Uma pátria tem algum sentido
quando é a boca
que nos beija a falar dela,
a trazer nas suas sílabas
o trigo, as cigarras,
a vibração
da alma ou do corpo ou do ar,
ou a luz que irrompe pela casa
com as frésias
e torna, amigo, o coração tão leve.
Frésias. É a segunda vez que vejo estas belas flores serem utilizadas em poemas. Vão muito bem com a “pátria”, ou as “pátrias” que queiramos encontrar no poema do Eugénio.
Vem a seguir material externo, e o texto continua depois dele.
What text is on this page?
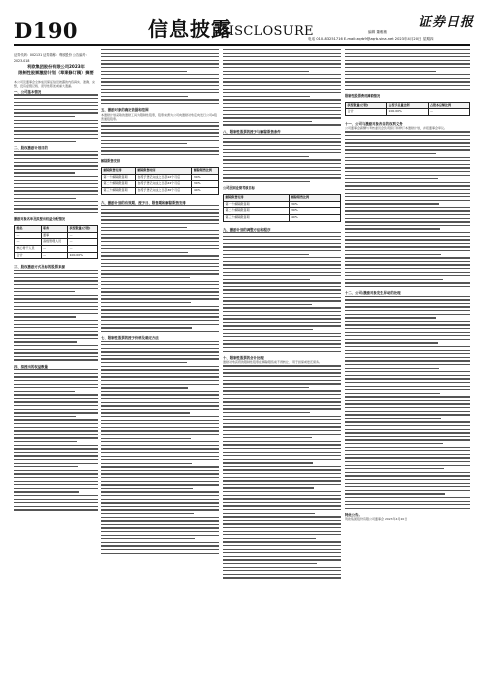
D190	信息披露
DISCLOSURE
证券日报
编辑 董雅敏
电话 010-83251716 E-mail:zqrb9@zqrb.sina.net 2023年4月20日 星期四
证券代码：002131 证券简称：利欧股份 公告编号：2023-018
利欧集团股份有限公司2023年
限制性股票激励计划（草案修订稿）摘要
本公司及董事会全体成员保证信息披露的内容真实、准确、完整，没有虚假记载、误导性陈述或重大遗漏。
一、公司基本情况
二、股权激励计划目的
激励对象名单及拟授出权益分配情况
姓名	职务	获授数量(万股)
—	董事	—
—	高级管理人员	—
核心骨干人员	—	—
合计	—	100.00%
三、股权激励方式及标的股票来源
四、拟授出的权益数量
五、激励对象的确定依据和范围
本激励计划采取的激励工具为限制性股票，股票来源为公司向激励对象定向发行公司A股普通股股票。
解除限售安排
解除限售安排	解除限售时间	解除限售比例
第一个解除限售期	自授予登记完成之日起12个月后	30%
第二个解除限售期	自授予登记完成之日起24个月后	30%
第三个解除限售期	自授予登记完成之日起36个月后	40%
六、激励计划的有效期、授予日、限售期和解除限售安排
七、限制性股票的授予价格及确定方法
八、限制性股票的授予与解除限售条件
公司层面业绩考核目标
解除限售安排	解除限售比例
第一个解除限售期	30%
第二个解除限售期	30%
第三个解除限售期	40%
九、激励计划的调整方法和程序
十、限制性股票的会计处理
激励对象获授的限制性股票在解除限售前不得转让、用于担保或偿还债务。
限制性股票费用摊销情况
获授数量(万股)	占授予总量比例	占股本总额比例
合计	100.00%	—
十一、公司与激励对象各自的权利义务
公司董事会薪酬与考核委员会负责拟订和修订本激励计划，并报董事会审议。
十二、公司/激励对象发生异动的处理
特此公告。
利欧集团股份有限公司董事会 2023年4月20日
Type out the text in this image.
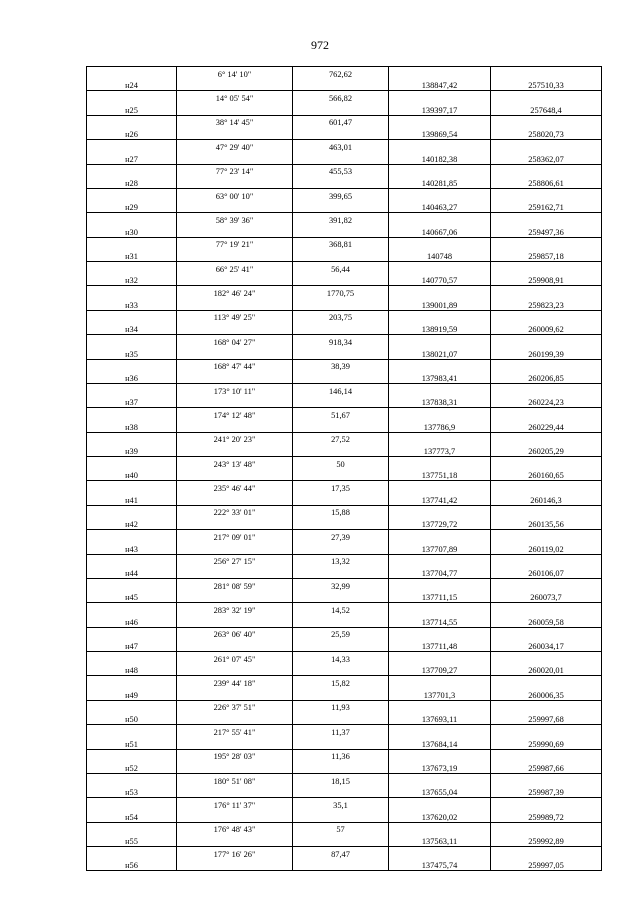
972
	6° 14' 10"	762,62		
н24			138847,42	257510,33
	14° 05' 54"	566,82		
н25			139397,17	257648,4
	38° 14' 45"	601,47		
н26			139869,54	258020,73
	47° 29' 40"	463,01		
н27			140182,38	258362,07
	77° 23' 14"	455,53		
н28			140281,85	258806,61
	63° 00' 10"	399,65		
н29			140463,27	259162,71
	58° 39' 36"	391,82		
н30			140667,06	259497,36
	77° 19' 21"	368,81		
н31			140748	259857,18
	66° 25' 41"	56,44		
н32			140770,57	259908,91
	182° 46' 24"	1770,75		
н33			139001,89	259823,23
	113° 49' 25"	203,75		
н34			138919,59	260009,62
	168° 04' 27"	918,34		
н35			138021,07	260199,39
	168° 47' 44"	38,39		
н36			137983,41	260206,85
	173° 10' 11"	146,14		
н37			137838,31	260224,23
	174° 12' 48"	51,67		
н38			137786,9	260229,44
	241° 20' 23"	27,52		
н39			137773,7	260205,29
	243° 13' 48"	50		
н40			137751,18	260160,65
	235° 46' 44"	17,35		
н41			137741,42	260146,3
	222° 33' 01"	15,88		
н42			137729,72	260135,56
	217° 09' 01"	27,39		
н43			137707,89	260119,02
	256° 27' 15"	13,32		
н44			137704,77	260106,07
	281° 08' 59"	32,99		
н45			137711,15	260073,7
	283° 32' 19"	14,52		
н46			137714,55	260059,58
	263° 06' 40"	25,59		
н47			137711,48	260034,17
	261° 07' 45"	14,33		
н48			137709,27	260020,01
	239° 44' 18"	15,82		
н49			137701,3	260006,35
	226° 37' 51"	11,93		
н50			137693,11	259997,68
	217° 55' 41"	11,37		
н51			137684,14	259990,69
	195° 28' 03"	11,36		
н52			137673,19	259987,66
	180° 51' 08"	18,15		
н53			137655,04	259987,39
	176° 11' 37"	35,1		
н54			137620,02	259989,72
	176° 48' 43"	57		
н55			137563,11	259992,89
	177° 16' 26"	87,47		
н56			137475,74	259997,05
E porque gosto de frésias, não resisto a transcrever o poema “Frésias” de José Tolentino de Mendonça:
Frésias são flores com cheiro a chá
e ela, aos trinta e sete anos, preferi-as
às flores que se vendem por aí
admitia a beleza mas não o esplendor
porque são tristes as repetições
num instante se tornam saberes
e ela, aos trinta e sete anos,
prezava apenas os segredos que mesmo ditos
permanecem como segredos
(em certas´épocas, por alguma porta esquecida
escapava-se, sonâmbula, para o pátio
que dá acesso à mata
e, por vezes, iam buscá-la
gritando o seu nome ou com a ajuda dos cães
já muito longe de casa
tinha por hábito acender fogueiras
de que, depois, se esquecia
e por isso também os aldeões
a temiam)
nunca compreendeu a natureza da vida doméstica
intensa e aflita criança
incapaz de certezas
o que de mais belo soube
sempre o disse, de repente,
a alguém que não conhecia
Caro Manuel,
Obrigada por trazer até aqui as frésias de Tolentino de Mendonça, é um belo ponto de partida para poder desbravar a poesia de Tolentino, que confesso não conhecer bem.